Matrix set determination

Question

Let $ H=\{ A\in M_2(\mathbb{R}) | A^2=A \},x \in \mathbb{R} $

a) Prove that if $M \in H$ and $\det(M) \neq 0$ then $\det(M)=1$.

I tried this using the Hamilton-Cayley relationship, but didn't really help. $ M^2- \operatorname{Tr}(M)M- \det(M)I_2=O_2 \Leftrightarrow M-\operatorname{Tr}(M)\cdot M-\det(M)I_2=O_2$

Also, supposing $\det(M)=1$ the equation is even harder to prove in my opinion, because it is
$M(1-\operatorname{Tr}(M))-I_2=O_2$.

b) Prove that the set $H$ is infinite.

I have no idea how to actually prove b.

Answer 1

a) Use $\det(AB)=\det A\cdot \det B$ for any two square matrices of the same size $A$ and $B$.

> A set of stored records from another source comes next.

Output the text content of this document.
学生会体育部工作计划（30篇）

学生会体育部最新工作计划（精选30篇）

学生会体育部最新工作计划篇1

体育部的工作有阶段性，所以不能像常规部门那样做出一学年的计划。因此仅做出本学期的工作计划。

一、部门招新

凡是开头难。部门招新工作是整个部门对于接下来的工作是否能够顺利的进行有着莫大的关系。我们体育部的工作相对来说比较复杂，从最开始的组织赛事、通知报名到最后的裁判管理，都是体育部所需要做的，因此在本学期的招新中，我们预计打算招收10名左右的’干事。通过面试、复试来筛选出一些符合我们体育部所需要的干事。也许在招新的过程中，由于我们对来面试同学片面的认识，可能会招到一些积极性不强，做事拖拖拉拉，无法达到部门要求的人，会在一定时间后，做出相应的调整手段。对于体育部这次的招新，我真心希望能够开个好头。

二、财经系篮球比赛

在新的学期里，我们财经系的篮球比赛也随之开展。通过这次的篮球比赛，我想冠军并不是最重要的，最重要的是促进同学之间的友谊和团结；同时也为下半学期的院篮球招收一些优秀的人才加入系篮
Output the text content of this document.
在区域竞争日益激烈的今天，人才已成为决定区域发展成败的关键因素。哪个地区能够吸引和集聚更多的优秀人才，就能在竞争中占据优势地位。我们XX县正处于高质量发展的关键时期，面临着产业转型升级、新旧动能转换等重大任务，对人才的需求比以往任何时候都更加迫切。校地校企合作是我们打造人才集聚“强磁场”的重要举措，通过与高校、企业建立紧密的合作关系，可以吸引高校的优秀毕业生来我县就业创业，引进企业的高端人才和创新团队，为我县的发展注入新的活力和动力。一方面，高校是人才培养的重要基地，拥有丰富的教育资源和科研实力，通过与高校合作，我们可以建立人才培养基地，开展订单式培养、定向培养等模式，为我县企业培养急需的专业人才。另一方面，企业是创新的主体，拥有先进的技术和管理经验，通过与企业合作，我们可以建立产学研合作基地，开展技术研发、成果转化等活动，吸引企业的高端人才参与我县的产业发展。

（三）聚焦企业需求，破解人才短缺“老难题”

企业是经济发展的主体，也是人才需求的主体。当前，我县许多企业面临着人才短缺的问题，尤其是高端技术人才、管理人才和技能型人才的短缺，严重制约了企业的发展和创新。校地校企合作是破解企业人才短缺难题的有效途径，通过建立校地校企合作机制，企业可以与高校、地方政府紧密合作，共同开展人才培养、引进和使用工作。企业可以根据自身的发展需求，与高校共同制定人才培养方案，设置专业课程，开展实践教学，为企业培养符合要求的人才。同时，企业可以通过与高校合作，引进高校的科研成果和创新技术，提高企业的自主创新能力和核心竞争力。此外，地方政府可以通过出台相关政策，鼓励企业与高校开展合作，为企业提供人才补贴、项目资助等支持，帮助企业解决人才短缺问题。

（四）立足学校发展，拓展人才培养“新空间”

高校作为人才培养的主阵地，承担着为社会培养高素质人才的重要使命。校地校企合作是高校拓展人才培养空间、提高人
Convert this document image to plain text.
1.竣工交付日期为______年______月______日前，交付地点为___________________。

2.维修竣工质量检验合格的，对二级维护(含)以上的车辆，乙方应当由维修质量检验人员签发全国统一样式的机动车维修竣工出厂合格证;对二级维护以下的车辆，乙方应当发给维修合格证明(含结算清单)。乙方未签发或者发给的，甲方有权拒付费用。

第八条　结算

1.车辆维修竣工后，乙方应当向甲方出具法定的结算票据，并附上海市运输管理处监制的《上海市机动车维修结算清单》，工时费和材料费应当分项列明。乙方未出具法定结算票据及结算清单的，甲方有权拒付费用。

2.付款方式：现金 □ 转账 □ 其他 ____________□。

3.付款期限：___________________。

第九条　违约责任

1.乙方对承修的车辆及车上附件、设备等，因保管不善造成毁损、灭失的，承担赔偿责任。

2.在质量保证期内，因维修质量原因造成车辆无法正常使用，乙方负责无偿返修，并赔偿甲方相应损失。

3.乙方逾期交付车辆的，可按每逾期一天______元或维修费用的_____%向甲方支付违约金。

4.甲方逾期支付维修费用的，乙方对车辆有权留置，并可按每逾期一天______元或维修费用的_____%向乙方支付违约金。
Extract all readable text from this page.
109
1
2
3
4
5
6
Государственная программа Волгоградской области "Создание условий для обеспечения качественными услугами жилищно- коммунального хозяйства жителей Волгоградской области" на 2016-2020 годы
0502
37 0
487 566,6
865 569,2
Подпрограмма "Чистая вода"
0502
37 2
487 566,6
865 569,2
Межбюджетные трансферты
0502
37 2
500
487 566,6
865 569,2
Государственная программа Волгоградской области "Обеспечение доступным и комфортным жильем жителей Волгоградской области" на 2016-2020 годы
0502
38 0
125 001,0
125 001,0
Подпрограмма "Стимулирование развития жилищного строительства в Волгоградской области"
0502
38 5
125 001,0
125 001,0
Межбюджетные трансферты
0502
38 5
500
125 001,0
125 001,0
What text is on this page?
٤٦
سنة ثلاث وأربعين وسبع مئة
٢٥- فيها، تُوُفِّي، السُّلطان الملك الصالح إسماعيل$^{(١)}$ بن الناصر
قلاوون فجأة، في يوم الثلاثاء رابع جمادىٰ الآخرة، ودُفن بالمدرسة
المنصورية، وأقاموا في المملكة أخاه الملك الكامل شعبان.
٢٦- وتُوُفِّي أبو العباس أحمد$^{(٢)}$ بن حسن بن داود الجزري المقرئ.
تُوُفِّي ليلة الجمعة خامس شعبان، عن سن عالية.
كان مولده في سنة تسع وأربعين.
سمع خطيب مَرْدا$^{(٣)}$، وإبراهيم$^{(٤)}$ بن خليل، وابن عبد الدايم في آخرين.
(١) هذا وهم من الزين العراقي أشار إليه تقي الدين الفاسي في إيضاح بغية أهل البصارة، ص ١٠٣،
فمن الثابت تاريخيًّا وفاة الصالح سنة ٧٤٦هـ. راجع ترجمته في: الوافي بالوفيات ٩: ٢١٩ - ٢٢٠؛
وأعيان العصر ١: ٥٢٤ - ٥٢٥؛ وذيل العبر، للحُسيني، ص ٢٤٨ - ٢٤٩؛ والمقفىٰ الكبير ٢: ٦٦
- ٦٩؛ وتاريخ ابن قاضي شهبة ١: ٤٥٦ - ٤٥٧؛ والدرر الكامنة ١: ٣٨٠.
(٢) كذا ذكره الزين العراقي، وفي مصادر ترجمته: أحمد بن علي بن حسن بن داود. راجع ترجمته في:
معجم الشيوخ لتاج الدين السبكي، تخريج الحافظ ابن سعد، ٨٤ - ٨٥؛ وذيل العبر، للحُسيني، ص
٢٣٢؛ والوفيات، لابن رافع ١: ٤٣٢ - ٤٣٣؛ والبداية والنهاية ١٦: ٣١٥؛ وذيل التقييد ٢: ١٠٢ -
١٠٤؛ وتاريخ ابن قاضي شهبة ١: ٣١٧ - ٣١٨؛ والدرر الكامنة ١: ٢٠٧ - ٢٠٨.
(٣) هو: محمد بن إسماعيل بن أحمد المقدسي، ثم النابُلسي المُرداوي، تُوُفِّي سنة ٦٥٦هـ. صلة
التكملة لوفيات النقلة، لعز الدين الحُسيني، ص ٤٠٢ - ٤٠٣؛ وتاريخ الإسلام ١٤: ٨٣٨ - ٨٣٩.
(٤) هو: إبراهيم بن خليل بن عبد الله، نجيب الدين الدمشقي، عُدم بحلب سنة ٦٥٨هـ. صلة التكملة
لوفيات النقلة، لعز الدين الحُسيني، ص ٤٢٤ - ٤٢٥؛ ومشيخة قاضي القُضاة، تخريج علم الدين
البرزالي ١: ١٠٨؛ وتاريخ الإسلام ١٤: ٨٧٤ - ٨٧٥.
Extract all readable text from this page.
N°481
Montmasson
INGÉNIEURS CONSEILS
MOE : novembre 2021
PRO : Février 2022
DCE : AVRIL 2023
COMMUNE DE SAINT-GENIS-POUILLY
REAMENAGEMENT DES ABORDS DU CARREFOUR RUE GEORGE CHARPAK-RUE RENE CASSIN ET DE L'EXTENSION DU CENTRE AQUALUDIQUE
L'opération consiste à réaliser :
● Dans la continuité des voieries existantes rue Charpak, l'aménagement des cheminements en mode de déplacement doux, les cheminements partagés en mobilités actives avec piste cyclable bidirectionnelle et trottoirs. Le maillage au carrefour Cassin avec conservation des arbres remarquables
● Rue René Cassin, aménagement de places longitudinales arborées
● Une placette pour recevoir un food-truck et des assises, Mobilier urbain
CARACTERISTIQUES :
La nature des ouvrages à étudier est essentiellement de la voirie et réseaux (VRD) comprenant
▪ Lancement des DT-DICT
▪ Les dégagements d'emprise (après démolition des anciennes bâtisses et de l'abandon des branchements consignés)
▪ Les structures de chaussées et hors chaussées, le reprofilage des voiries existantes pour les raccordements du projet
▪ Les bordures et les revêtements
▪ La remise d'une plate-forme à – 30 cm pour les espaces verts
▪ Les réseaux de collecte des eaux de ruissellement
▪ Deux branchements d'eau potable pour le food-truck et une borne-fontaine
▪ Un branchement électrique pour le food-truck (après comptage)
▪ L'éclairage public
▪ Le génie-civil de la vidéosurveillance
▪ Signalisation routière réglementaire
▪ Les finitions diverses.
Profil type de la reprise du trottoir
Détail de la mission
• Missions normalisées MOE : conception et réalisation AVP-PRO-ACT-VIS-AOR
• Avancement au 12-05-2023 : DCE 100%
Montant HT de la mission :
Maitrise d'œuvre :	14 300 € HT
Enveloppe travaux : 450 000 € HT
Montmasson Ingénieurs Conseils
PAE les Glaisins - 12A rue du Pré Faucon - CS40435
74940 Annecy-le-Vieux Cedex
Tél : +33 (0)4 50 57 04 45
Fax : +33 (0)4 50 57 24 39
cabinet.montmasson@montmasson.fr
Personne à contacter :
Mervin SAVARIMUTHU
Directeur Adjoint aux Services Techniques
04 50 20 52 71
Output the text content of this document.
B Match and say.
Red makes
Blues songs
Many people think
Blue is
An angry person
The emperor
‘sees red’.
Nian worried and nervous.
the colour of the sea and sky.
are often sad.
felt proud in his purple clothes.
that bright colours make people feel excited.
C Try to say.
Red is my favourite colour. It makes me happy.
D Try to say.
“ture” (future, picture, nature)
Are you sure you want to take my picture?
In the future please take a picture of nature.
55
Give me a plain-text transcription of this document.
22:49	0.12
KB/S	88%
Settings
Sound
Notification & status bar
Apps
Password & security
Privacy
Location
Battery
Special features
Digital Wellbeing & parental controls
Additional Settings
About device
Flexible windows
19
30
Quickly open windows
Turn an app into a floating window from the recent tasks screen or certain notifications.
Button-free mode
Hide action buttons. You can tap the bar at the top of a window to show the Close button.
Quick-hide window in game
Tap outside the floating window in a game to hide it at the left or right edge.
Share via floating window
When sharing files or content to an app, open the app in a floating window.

b) Try examples like $\pmatrix{1&r\\0&0}$.

Answer 2

The eigenvalues are in $\{0,1\}$.

Answer 3

I tried this using the Hamilton-Cayley relationship, but didn't really help.

For the record, althouth this exerice can be done without using Cayley-Hamilton theorem, the theorem does help. First, we have \begin{equation} M^2- \operatorname{tr}(M)M + \det(M)I_2 = 0.\tag{1} \end{equation} As $M^2=M$, if $\det M\not=0$, then $(1)$ gives $\frac{\operatorname{tr}(M)-1}{\det M}\,M = I_2$. Since the RHS is nonzero, the LHS must be nonzero, too. Therefore $M=kI_2$ for some $k\not=0$. But then $M^2=M$ implies that $k^2=k$. Therefore $k=1$, i.e. $M=I_2$. So $\det M=1$.